Benjamin Scott Barnes (born March 30, 1975) is an American politician who represents District 21 in the Maryland House of Delegates. A Democrat, he was first elected in 2006 and reelected in 2010, 2014, and 2018.

Background
Raised by a single mother, Barnes grew up in Prince George's County in Maryland. He graduated from Eleanor Roosevelt High School in 1993 before enrolling at the University of North Carolina at Greensboro, where he earned a Bachelor of Arts degree in economics and political science in 1998.

Barnes says he first got involved with politics as a child, attending pro-choice marches in Washington, D.C. with his family. Barnes began working in politics shortly after graduating, first at People for the American Way as an organizer from 1999 to 2000. Afterwards, Barnes worked as a political and legislative advisor to Senate President Thomas V. Miller Jr., later earning a promotion to Deputy Legislative Director. During his time with Miller, Barnes attended night classes at the University of Baltimore School of Law, graduating with a Juris Doctor in 2003. Barnes was admitted to the Maryland Bar in 2004, and clerked for Judge James J. Lombardi in the Prince George's County Circuit Court, 7th Judicial Circuit until 2005. before assuming his current position as a senior attorney at the John Hall Law Group in Bowie, Maryland.

In the legislature
Barnes was sworn into the Maryland House of Delegates on January 10, 2007. He has served as the Chief Deputy Majority Whip since 2013 and as the chair of the House Appropriations Committee since 2022. Barnes is currently a member of the Rules and Executive Nominations Committee and the Spending Affordability Committee, and was previously a member of the House Judiciary Committee and the Economic Matters Committee.

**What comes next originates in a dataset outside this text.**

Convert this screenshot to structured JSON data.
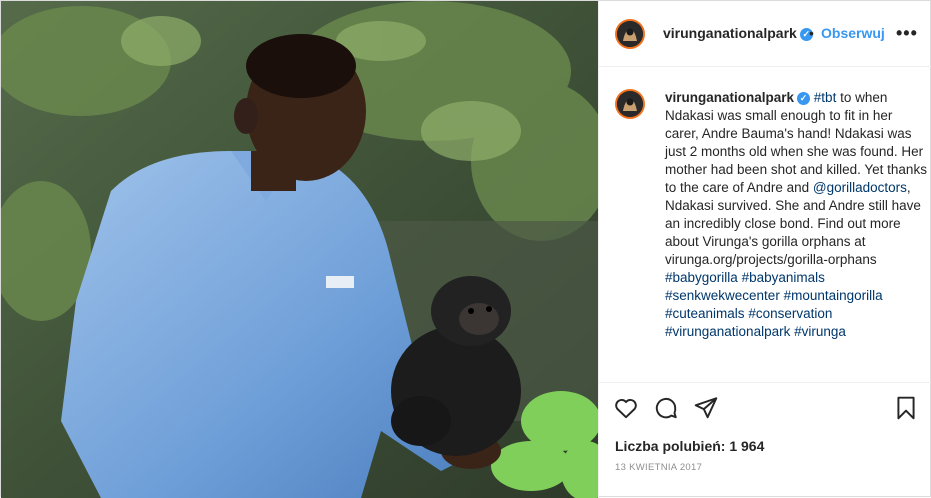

During the 2008 presidential campaign, Barnes was elected and served as a pledged delegate for Hillary Clinton to the 2008 Democratic National Convention in Denver, Colorado.

Committee assignments
 Chief Deputy Majority Whip, 2013–present (deputy majority whip, 2011–2012)
 Chair, Appropriations Committee, 2022–present (member, 2015–present; chair, oversight committee on pensions, 2015–2019; chair, education & economic development subcommittee, 2019–present, vice-chair, 2015–2019; chair, capital budget subcommittee, 2021–present, member, 2015–present, vice-chair, 2020)
 House Special Committee on Drug and Alcohol Abuse, 2007–present
 House Chair, Special Joint Committee on Pensions, 2015–2021 (member, 2021–present)
 Member, Rules and Executive Nominations Committee, 2019–present
 Member, Spending Affordability Committee, 2020–present (chair, 2019)
 Member, Judiciary Committee, 2007–2011 (civil law & procedure subcommittee, 2007–2011)
 Member, Economic Matters Committee, 2011–2015 (banking, economic development, science & technology subcommittee, 2011; public utilities subcommittee, 2011–2015; workers' compensation subcommittee, 2012–2015)
 Member, Commission on Maryland Retirement Security and Savings, 2015–2016
 House Chair, Spending Affordability Committee, 2016–2019

Other memberships
 1st vice-chair, Prince George's County Delegation, 2012–2014 (law enforcement & state-appointed boards committee, 2007–2008, 2011; Washington suburban sanitary commission committee, 2008–2010; vice-chair, Maryland-national capital park & planning commission committee, 2012; chair, county affairs committee, 2017–present, member, 2013–present)
 Member, Anne Arundel County Delegation, 2007–present (capital budget committee, 2018)
 Member, Maryland Legislative Latino Caucus, 2019–present

Personal life
Barnes is married to Caitlin McDonough, a partner with the lobbyist law firm Harris Jones & Malone. and daughter to Former Secretary of State John McDonough. The couple has three sons.

Political positions

Education
During the 2019 legislative session, Barnes introduced legislation that would expand the University System of Maryland Board of Regents to include the Maryland Secretary of Commerce, two members appointed by the president of the Maryland Senate and the Speaker of the Maryland House of Delegates, and a second student member. The bill passed both chambers unanimously and was signed into law by Governor Hogan on April 30, 2019.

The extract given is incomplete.